See, e.g., Hunter v. New York Marine & General Insurance Company, et al., No. CIV-161113-W (W.D. Okla. Jan. 18, 2017); Gordon v. St. James Transports, L.L.C., No. CIV-161327-F (W.D. Okla. Jan. 13, 2017); Anaya v. Hutto & Jerry McClure Trucking, Inc., No.
CIV-16-1030-HE (W.D. Okla. Dec. 5, 2016); Fisher v. National Progressive, Inc., No.
CIV-12-853-C, 2014 WL 7399185, at *2 (W.D. Okla. Dec. 29, 2014).

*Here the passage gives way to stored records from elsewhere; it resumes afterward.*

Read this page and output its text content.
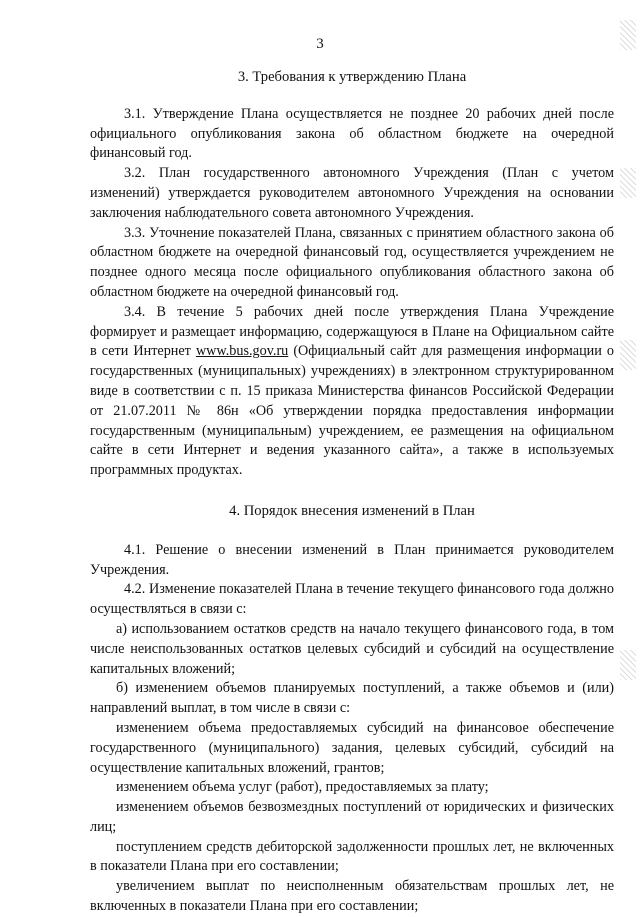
3
3. Требования к утверждению Плана

3.1. Утверждение Плана осуществляется не позднее 20 рабочих дней после официального опубликования закона об областном бюджете на очередной финансовый год.

3.2. План государственного автономного Учреждения (План с учетом изменений) утверждается руководителем автономного Учреждения на основании заключения наблюдательного совета автономного Учреждения.

3.3. Уточнение показателей Плана, связанных с принятием областного закона об областном бюджете на очередной финансовый год, осуществляется учреждением не позднее одного месяца после официального опубликования областного закона об областном бюджете на очередной финансовый год.

3.4. В течение 5 рабочих дней после утверждения Плана Учреждение формирует и размещает информацию, содержащуюся в Плане на Официальном сайте в сети Интернет www.bus.gov.ru (Официальный сайт для размещения информации о государственных (муниципальных) учреждениях) в электронном структурированном виде в соответствии с п. 15 приказа Министерства финансов Российской Федерации от 21.07.2011 № 86н «Об утверждении порядка предоставления информации государственным (муниципальным) учреждением, ее размещения на официальном сайте в сети Интернет и ведения указанного сайта», а также в используемых программных продуктах.

4. Порядок внесения изменений в План

4.1. Решение о внесении изменений в План принимается руководителем Учреждения.

4.2. Изменение показателей Плана в течение текущего финансового года должно осуществляться в связи с:

а) использованием остатков средств на начало текущего финансового года, в том числе неиспользованных остатков целевых субсидий и субсидий на осуществление капитальных вложений;

б) изменением объемов планируемых поступлений, а также объемов и (или) направлений выплат, в том числе в связи с:

изменением объема предоставляемых субсидий на финансовое обеспечение государственного (муниципального) задания, целевых субсидий, субсидий на осуществление капитальных вложений, грантов;

изменением объема услуг (работ), предоставляемых за плату;

изменением объемов безвозмездных поступлений от юридических и физических лиц;

поступлением средств дебиторской задолженности прошлых лет, не включенных в показатели Плана при его составлении;

увеличением выплат по неисполненным обязательствам прошлых лет, не включенных в показатели Плана при его составлении;
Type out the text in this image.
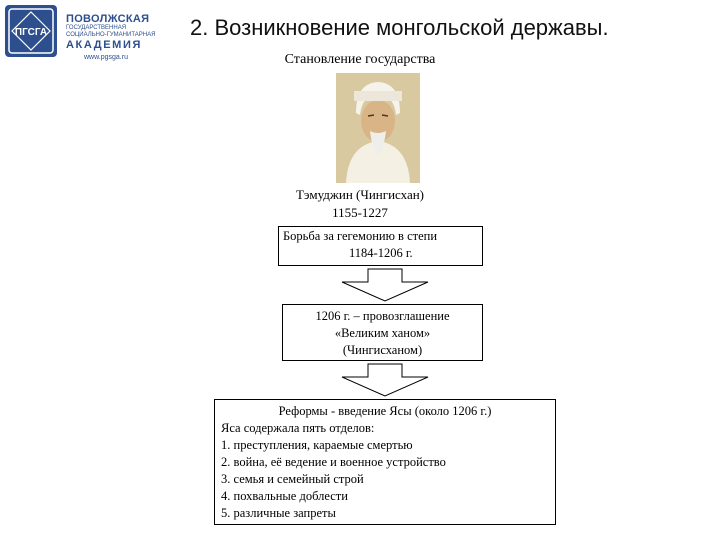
ПГСГА
ПОВОЛЖСКАЯ
ГОСУДАРСТВЕННАЯ
СОЦИАЛЬНО-ГУМАНИТАРНАЯ
АКАДЕМИЯ
www.pgsga.ru
2. Возникновение монгольской державы.
Становление государства
Тэмуджин (Чингисхан)
1155-1227
Борьба за гегемонию в степи
1184-1206 г.
1206 г. – провозглашение
«Великим ханом»
(Чингисханом)
Реформы - введение Ясы (около 1206 г.)
Яса содержала пять отделов:
1. преступления, караемые смертью
2. война, её ведение и военное устройство
3. семья и семейный строй
4. похвальные доблести
5. различные запреты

Third, Plaintiffs’ “numerous” conflicting cases actually support partial summary
judgment for Defendant in this case. Doc. 17, at 7–8. In both Hunter v. New York Marine
& General Ins. Co., et al. and Anaya v. Hutto & Jerry McClure Trucking, Inc., the court
dismissed negligent hiring, retention, and supervision claims, and not the negligent
entrustment claim impacted by Sheffer. See No. CIV-16-1113-W (W.D. Okla. Jan. 18,
2017); No. CIV-16-1030-HE (W.D. Okla. Dec. 5, 2016). Conversely, Plaintiffs do not
allege negligent entrustment in this case. Gordon v. St. James Transports, L.L.C. is also
inapplicable because ruling on a motion to dismiss, the court reasoned that “the Jordan
issue is best determined at a later stage with the benefit of an evidentiary record.” No. CIV16-1327-F (W.D. Okla. Jan. 13, 2017). The defendant had also only stipulated to agency
in a single brief, not in its responsive pleading as appropriate. Id.
Defendant VTS demonstrates that there is no genuine dispute as to any material fact
regarding Plaintiffs’ negligent training and ‘supervision claims. Given Defendant’s agency
stipulation, Plaintiffs cannot recover any additional compensatory or punitive damages by
maintaining negligent training and supervision claims, thereby rendering them superfluous.
Courts have also near unanimously applied Jordan to support partial summary judgment
in this case. Thus, weighing facts and reasonable inferences in favor of Plaintiffs, the Court
concludes that Jordan’s holding—“where the employer stipulates that liability [exists]
under the respondeat superior doctrine . . . any other theory for imposing liability on the
employer [is] unnecessary and superfluous—warrants partial summary judgment for
Defendant on Plaintiffs’ negligent training and supervision claims. Jordan, 935 P.2d at
293. Defendant VTS’s Motion for Partial Summary Judgment is therefore GRANTED.
IT IS SO ORDERED this 25th day of September, 2017.